Detroit is a place that has misspent its time and wasted its money. The city leadership does not get along with its counterparts in the suburbs and vice versa. They suburbs fight with the City of Detroit over water rates that the city is unwilling or cannot provide to the them. The City pays out millions in dollars a year in lawsuit damages some that were defaulted against them because they did not defend. It is a city that does not pay attention either through corruption or ignorance where its money is going and how best to spend it. A great portion of the people who live in the suburbs work there also or downtown Detroit. Mr. Bill Ford built a new stadium for the Lions within Detroit at his own expense, something that does not happen. The Tigers also have a new stadium there. There are casinos (of which I think the City should have spent the money developing the casino sites and condemning land for better uses) and Cobo Hall downtown. There are infrastructure projects in place, but to blame "white flight" on Detroit's problems is simple. The city must look at itself and confront its problems. They must practice good governance, fiscal responsibilty, none of which they have demonstrated for a long while (how much of that $8 million shelled out on behalf of the recent mayor could have been spent on police, fire or providing other services to the residence.) This is not the responsibility of the Federal Government (except to arrest and convict corrupt politicians), but rather that of the citizens of Detroit.
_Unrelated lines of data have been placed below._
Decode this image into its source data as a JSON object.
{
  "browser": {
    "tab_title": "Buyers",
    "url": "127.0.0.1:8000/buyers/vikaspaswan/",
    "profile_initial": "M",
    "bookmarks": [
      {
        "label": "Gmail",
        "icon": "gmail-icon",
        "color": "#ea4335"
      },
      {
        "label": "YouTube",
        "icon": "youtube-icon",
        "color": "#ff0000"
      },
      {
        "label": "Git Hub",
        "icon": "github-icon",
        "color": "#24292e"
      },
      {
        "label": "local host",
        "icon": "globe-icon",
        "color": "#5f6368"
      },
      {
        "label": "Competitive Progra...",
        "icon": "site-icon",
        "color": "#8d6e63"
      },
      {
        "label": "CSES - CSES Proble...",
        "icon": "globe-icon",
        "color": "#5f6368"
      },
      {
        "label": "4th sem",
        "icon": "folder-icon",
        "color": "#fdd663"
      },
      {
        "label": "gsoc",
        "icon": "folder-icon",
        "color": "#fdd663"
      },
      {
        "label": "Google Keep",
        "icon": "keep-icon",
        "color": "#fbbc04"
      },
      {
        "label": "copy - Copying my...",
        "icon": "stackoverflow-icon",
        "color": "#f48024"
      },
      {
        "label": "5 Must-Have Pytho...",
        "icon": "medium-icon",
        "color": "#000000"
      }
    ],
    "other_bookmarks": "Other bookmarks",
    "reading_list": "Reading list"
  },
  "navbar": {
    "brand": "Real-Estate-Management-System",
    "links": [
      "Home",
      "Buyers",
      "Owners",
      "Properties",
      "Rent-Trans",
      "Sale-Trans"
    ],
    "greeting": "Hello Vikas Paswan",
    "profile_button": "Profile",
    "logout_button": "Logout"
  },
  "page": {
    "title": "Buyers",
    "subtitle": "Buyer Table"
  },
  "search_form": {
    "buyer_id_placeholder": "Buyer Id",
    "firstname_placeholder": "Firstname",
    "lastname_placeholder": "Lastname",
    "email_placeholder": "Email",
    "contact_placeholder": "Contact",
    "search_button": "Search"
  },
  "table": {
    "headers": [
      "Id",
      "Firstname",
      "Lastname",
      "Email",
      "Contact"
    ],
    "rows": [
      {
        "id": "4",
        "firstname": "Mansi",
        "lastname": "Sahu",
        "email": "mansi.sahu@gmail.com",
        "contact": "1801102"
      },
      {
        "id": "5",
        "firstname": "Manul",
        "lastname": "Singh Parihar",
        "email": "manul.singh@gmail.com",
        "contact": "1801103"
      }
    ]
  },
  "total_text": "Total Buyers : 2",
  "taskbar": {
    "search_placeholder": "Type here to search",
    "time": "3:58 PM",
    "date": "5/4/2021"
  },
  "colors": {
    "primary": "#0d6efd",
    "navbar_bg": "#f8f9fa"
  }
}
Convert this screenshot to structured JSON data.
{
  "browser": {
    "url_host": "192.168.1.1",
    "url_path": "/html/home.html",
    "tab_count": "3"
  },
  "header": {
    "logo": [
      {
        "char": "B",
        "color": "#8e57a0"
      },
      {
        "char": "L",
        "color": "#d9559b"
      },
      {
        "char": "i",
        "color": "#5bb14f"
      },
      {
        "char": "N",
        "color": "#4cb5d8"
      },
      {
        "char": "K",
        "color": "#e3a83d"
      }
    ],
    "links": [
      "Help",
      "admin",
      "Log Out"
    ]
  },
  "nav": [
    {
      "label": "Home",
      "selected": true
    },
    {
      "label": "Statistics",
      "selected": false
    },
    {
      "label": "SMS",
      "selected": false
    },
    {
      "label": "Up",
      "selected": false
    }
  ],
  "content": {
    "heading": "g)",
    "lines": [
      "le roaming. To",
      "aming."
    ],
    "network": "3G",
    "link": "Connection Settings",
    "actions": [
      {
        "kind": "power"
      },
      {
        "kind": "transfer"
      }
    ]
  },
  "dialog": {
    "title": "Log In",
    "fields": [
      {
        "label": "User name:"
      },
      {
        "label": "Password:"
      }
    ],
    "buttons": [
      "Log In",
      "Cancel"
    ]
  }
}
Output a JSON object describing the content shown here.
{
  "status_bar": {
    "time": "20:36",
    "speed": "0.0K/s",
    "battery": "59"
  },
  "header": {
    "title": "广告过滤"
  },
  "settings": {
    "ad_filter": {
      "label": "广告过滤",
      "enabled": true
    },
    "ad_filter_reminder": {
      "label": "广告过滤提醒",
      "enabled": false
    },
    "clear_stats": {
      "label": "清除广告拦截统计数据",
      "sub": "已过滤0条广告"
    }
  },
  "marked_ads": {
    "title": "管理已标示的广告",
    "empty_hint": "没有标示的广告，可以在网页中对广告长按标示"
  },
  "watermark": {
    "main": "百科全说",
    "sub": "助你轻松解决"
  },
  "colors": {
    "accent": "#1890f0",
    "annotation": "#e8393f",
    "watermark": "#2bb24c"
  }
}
Posted by: Doug | Jan 18, 2009 6:17:45 PM

Did Detroit somehow escape the phenomenon of 'Black flight'? Cities like Washington, DC and Baltimore have seen the prosperous Black middle class decide that it did not want to live in dystopia and headed for the suburbs.

Prince George Co., in the Washington suburbs, is now one of the most prosperous counties in the US. That growth was led by the Black professional classes who did not like living or trying to raise and educate kids in 'Murder City', as it was called in the 70s and 80s.

Posted by: John Burgess | Jan 18, 2009 6:56:03 PM

I'm sure given enough time, Detroit will figure out a way to tax and spend its way back in to prosperity. Whether or not John Galt lives there or packs up and moves out has nothing to do with it. Everyone who choses to remain can just hook up to the government nipple and drink to their hearts' delight...and all will be forgotten.

Posted by: Todd Rogers | Jan 18, 2009 7:10:36 PM

Blaming the urban decay of Detroit on "white flight" is quite simply idiotic. As someone who lives in the region, I can tell you that just as many black people want out of Detroit as whites.
The problems in the "D" are as numerous as the FBI investigations that are currently ongoing against city officials. The public school system is awful, taxes are incredibly high, and corruption is around every corner.